Cour d’appel de BORDEAUX, arrêt du 4 AVRIL 2018, RG 16/04124

Par acte d’engagement du 18 février 2011, la société Z confie au groupement solidaire composé des sociétés X et Y le lot n°1 sur les deux lots du contrat concernant des travaux de réfection des infrastructures aéronautiques – piste 05-23 d’un aéroport dans le cadre d’un contrat soumis à l’ordonnance n° 2005-649 du 6 juin 2005 relative aux marchés passés par certaines personnes publiques ou privées non soumises au code des marchés publics.

Ce contrat est soumis aux stipulations du CCAG TRAVAUX.

La société Z faisait valoir que la contestation du décompte général, sous la signature de Monsieur Carpenter, sans aucun justificatif de sa qualité à engager les sociétés X et Y à ce titre, et sans qu’une quelconque délégation ne lui aurait été notifiée en vertu des dispositions des articles 3.4.1 et 3.4.2 du CCAG TRAVAUX, ne pourrait être regardée comme une contestation utile du décompte devenu définitif.

Il s’ensuivrait selon elle que le décompte général notifié le 27 décembre 2011 n’aurait pas été régulièrement contesté dans le délai de 45 jours prévu par l’article 13.4.4 du CCAG Travaux. Elle en déduisait, à partir du principe de l’unicité et de l’intangibilité du compte posé par l’article 1269 du Code Civil et de l’article 13.4.5 du CCAG Travaux, l’irrecevabilité de toutes les demandes.

La juridiction de première instance avait fait droit à ce moyen.

La Cour va considérer que c’est à tort que le Tribunal a retenu cette fin de non-recevoir. En effet, des clauses du CCAG telles qu’invoquées par la société Z , il résulte que la désignation par le titulaire du marché d’une personne physique habilitée à le représenter a pour objet de déterminer un interlocuteur au maître d’ouvrage. Si ce représentant est réputé disposer des pouvoirs suffisants pour prendre dans les délais requis ou impartis par le marché les décisions nécessaires engageant le titulaire, il ne s’en déduit pas que le mémoire en réclamation signé par une personne dont il n’est pas justifié de l’habilitation serait privé de toute portée.

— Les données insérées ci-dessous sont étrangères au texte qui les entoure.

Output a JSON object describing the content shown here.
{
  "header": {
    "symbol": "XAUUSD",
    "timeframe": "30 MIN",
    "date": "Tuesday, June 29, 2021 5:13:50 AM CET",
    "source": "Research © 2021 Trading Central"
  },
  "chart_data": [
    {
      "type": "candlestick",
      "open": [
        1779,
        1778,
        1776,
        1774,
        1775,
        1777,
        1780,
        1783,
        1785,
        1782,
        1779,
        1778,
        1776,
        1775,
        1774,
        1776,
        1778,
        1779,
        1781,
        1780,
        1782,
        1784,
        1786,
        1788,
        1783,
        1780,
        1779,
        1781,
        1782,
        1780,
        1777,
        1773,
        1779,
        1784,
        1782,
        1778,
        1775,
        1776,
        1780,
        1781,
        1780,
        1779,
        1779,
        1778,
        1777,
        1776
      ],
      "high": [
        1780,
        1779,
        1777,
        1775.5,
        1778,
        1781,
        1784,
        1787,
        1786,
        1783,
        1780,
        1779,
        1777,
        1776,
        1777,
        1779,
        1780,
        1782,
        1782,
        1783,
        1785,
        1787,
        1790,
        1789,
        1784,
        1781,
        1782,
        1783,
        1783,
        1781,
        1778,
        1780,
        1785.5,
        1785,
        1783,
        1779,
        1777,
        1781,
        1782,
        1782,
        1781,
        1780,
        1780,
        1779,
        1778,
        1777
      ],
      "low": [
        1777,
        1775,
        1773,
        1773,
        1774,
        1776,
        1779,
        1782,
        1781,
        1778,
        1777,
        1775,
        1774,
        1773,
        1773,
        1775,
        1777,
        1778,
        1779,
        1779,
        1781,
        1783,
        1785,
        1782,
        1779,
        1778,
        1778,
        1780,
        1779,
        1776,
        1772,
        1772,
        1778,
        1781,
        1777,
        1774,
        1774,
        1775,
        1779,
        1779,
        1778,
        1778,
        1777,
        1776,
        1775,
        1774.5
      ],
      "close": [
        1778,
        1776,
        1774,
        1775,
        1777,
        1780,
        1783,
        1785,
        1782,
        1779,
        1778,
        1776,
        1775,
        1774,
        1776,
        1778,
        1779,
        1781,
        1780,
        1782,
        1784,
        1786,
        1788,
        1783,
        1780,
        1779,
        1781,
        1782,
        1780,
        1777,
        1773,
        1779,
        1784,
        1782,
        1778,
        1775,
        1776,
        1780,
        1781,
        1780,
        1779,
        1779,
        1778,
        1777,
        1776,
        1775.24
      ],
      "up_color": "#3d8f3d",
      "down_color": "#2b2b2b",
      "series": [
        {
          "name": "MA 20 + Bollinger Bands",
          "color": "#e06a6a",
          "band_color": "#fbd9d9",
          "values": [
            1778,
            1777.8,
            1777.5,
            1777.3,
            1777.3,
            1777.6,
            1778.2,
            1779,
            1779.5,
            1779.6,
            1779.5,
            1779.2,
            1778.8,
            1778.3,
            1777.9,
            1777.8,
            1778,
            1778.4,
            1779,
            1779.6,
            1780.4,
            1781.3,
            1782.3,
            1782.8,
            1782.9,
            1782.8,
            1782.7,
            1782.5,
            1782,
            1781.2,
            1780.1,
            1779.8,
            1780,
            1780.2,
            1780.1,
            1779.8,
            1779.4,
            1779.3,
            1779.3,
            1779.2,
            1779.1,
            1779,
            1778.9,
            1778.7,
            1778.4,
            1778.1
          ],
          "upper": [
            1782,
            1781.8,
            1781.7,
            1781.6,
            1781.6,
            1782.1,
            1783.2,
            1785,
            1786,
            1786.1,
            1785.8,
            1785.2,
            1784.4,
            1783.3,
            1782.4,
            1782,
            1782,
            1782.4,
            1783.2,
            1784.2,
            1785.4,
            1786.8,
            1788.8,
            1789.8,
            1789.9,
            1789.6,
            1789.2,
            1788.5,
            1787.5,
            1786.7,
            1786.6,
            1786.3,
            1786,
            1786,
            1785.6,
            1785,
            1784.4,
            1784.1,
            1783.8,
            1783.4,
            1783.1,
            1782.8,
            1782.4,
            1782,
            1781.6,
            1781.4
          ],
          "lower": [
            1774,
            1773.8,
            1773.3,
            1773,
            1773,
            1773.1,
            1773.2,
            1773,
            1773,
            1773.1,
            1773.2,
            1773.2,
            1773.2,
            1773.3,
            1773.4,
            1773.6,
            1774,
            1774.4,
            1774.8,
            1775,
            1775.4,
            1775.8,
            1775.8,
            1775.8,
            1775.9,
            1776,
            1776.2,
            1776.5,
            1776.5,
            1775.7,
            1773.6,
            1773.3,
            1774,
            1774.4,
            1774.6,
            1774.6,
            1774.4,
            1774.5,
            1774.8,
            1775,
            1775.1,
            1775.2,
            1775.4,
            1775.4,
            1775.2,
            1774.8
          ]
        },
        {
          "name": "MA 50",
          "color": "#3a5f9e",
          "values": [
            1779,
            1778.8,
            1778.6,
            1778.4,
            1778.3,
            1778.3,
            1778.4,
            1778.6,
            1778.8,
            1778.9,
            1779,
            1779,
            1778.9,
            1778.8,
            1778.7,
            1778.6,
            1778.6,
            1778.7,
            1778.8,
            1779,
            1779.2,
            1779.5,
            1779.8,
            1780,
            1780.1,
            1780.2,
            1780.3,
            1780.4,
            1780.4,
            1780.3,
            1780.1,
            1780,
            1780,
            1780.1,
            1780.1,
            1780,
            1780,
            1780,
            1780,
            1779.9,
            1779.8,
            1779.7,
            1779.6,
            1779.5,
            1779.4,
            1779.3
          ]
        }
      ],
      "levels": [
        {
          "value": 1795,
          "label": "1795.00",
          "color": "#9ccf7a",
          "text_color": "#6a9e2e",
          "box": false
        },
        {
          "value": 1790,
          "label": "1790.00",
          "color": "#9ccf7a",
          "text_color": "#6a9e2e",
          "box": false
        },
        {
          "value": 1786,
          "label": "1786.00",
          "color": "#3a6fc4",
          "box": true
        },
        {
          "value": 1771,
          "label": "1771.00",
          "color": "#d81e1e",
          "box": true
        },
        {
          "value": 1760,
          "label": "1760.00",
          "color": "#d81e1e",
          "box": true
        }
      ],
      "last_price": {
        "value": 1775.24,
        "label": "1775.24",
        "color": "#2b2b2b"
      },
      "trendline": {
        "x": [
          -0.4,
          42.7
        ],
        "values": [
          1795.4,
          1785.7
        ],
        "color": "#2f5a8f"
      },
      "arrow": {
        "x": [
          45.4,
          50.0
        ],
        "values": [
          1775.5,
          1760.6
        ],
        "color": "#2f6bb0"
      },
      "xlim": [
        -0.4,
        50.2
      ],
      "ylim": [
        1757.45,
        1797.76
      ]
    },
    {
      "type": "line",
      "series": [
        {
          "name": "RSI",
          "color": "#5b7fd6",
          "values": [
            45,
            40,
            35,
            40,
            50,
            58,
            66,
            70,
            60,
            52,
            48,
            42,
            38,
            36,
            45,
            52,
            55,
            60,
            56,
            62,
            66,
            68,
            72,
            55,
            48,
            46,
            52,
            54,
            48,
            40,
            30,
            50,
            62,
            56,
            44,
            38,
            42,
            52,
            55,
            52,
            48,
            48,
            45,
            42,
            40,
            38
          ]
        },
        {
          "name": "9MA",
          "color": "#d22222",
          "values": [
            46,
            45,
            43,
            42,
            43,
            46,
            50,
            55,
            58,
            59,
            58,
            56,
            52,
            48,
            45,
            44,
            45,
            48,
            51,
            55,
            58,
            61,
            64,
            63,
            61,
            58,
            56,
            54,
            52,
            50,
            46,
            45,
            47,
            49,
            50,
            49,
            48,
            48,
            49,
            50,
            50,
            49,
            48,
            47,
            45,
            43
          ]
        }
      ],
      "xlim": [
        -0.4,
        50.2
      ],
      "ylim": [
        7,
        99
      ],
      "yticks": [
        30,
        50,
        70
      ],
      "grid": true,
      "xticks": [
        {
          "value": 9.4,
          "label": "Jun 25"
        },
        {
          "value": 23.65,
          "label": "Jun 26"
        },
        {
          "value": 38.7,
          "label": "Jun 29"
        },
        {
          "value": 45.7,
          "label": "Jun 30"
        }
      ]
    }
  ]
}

En effet, ce mémoire émane bien de l’entreprise et n’a eu aucune incidence dans les relations avec la société Z de sorte que la question de l’habilitation de M. Carpenter ou de son absence ne peut conduire à considérer qu’il n’y aurait pas de mémoire en contestation dans les délais. Il s’en déduit qu’il ne peut être admis que le décompte serait devenu, par ce seul fait définitif, et que les prétentions seraient irrecevables. Le jugement sera en conséquence infirmé et il y a lieu d’apprécier les prétentions au fond.

Cette question a déjà été tranchée par les juridictions administratives, plus enclines à se prononcer sur les stipulations contenues dans le CCAG TRAVAUX, lequel s’applique, rappelons-le, en matière de marchés publics.

Ainsi, la méconnaissance de l’article 2.21 du CCAG TRAVAUX dans sa version de 1976, relatif à la représentation de l’entrepreneur vis-à-vis de la personne responsable du marché et du maître d’œuvre, et de l’article 2.23, relatif à l’information de l’administration co-contractante s’agissant des modifications survenues en cours d’exécution du marché, stipulation aujourd’hui reprise en substance à l’article 3.4 du CCAG TRAVAUX dans sa version de 2009, est sans incidence sur la recevabilité du mémoire en réclamation, dès lors que celui-ci émane bien du titulaire. (CAA DOUAI, 17 juin 2008, n° 06DA00881, SAS EIFFAGE et autres ; Rec. CE 2008 tables p.814 : BJCP 2008, n° 61, p.430, conclusions Olivier MESNIN D’ ESTIENNE):

« Cette stipulation ne concerne toutefois, compte tenu de leur objet, qui est de donner à la personne publique la garantie de disposer à tout moment d’un interlocuteur unique pendant la durée du chantier, que la seule réalisation technique des travaux ; que la méconnaissance des prescriptions prévues par les articles 2.21 et 2.23 est donc sans incidence sur la recevabilité du mémoire en réclamation prévue par les stipulations de l’article 13.44 du cahier des clauses administratives générales applicables, dès qu’il est établi qu’un tel mémoire émane de l’Entreprise ».

Il y a donc une parfaite concordance des jurisprudences commerciales et administratives sur ce point.